Thursday, March 26, 2009

Back to the Drawing Board?

Howdy folks, and welcome to another installment of theraje's Game Development.

I found out yesterday that the Khronos Group consortium - the people behind OpenGL - have released the OpenGL 3.1 specification. Of course, this release brings about some major changes to streamline the API, but it also means a lot of old throwbacks have been deprecated.

Naturally, a lot of those "old throwbacks" are things that I've incorporated into Dungeon 3D. Nowadays, you're expected to use shaders - small "programs" that alter the way your graphics card processes things like vertex and fragment data - rather than using the less flexible, but more straightforward, fixed-function pipeline. Before learning about the deprecations in the latest OpenGL spec, I never found any reason to use shaders. Now it seems that if I want my game to be compatible with graphics cards that will be available in the near future, I will have to use them.
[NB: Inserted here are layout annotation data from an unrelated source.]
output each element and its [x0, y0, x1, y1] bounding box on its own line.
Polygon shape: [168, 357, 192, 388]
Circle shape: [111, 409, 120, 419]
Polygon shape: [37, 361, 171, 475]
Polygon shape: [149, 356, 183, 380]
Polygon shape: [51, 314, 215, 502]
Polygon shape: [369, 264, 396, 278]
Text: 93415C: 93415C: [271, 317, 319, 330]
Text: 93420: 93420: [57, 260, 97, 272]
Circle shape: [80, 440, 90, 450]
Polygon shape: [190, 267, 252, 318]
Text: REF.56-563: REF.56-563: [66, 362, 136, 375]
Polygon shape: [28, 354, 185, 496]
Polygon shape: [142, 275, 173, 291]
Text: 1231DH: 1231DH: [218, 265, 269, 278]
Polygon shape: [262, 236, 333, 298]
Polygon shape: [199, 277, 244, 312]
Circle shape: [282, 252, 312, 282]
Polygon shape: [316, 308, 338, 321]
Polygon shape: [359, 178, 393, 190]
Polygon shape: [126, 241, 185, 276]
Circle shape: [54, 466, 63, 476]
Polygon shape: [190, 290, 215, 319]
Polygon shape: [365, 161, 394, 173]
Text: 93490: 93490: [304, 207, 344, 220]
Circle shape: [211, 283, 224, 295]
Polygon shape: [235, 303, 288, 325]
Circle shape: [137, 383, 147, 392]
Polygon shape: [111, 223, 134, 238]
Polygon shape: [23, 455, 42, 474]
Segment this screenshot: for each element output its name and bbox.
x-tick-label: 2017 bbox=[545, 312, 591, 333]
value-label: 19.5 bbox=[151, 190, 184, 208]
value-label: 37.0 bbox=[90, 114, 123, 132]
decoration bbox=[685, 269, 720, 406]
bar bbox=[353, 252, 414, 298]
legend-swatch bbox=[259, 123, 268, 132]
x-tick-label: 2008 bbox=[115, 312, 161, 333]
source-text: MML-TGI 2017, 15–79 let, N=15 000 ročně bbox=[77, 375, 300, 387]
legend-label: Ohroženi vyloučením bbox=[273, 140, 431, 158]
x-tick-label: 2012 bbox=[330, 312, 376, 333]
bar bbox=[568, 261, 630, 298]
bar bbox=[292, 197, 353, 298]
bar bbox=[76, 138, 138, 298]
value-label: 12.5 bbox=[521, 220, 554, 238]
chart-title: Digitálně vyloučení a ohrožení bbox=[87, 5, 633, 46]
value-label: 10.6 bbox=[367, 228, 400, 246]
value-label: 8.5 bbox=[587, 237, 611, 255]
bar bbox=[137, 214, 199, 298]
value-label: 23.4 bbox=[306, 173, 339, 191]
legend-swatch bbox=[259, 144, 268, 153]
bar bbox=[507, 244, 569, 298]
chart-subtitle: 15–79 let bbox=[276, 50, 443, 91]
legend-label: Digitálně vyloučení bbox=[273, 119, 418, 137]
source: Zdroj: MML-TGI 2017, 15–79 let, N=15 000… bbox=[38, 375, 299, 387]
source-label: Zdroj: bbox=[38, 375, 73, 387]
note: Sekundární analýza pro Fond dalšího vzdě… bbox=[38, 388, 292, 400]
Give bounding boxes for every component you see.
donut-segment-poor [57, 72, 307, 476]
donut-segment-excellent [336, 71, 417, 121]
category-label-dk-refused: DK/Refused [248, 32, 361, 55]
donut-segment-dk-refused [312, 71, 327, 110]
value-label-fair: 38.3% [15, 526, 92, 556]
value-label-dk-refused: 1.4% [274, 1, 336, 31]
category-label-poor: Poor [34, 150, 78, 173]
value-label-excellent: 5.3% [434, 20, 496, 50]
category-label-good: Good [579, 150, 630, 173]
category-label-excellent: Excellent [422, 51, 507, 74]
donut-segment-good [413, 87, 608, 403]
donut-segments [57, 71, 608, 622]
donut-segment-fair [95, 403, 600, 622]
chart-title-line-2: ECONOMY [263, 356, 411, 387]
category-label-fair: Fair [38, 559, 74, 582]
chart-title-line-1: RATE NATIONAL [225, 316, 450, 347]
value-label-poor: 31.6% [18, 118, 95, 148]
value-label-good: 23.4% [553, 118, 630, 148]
So, I had a look in one of my books to find out what shaders are and how to use them. It seemed to only multiply the questions I had. Then I had a look at an online tutorial. That didn't help things much, either. It looks like learning how these shader things work will take a big chunk of my time. Then there is the matter of plugging everything into my project.

A battle is now raging in my mind - do I spend an indefinite amount of time trying to learn about and implement shaders into my game, or do I just finish the game as it is and hope that backwards compatibility saves me?

Of course, simply debating the topic is robbing me of precious productivity. It seems like a lose-lose in my case.

1 comment:

  1. I would think that they are not just going to through backwards capability out the window; then again I'm not familiar with OpenGL's past.

    I haven't touched OpenGL or it's shader language, but I do have a little knowledge with the shaders in DirectX (A LITTLE!).
    As you said your currently using a fixed pipe function, and I didn't see a mention of using a pixel shader; so really you could just create a basic vertex and pixel shader.

    The vertex shader will transform the 3D vertexes against the world matrix, the view matrix, then the projection matrix; this would calculate a vertex to screen coordinates. As for pixel shader, it would multiply the sampler/texture color with the vertex color (I'm guessing that's how you are creating the lighting, by setting each vertex color variance [by distance of light and light color]) returning the result.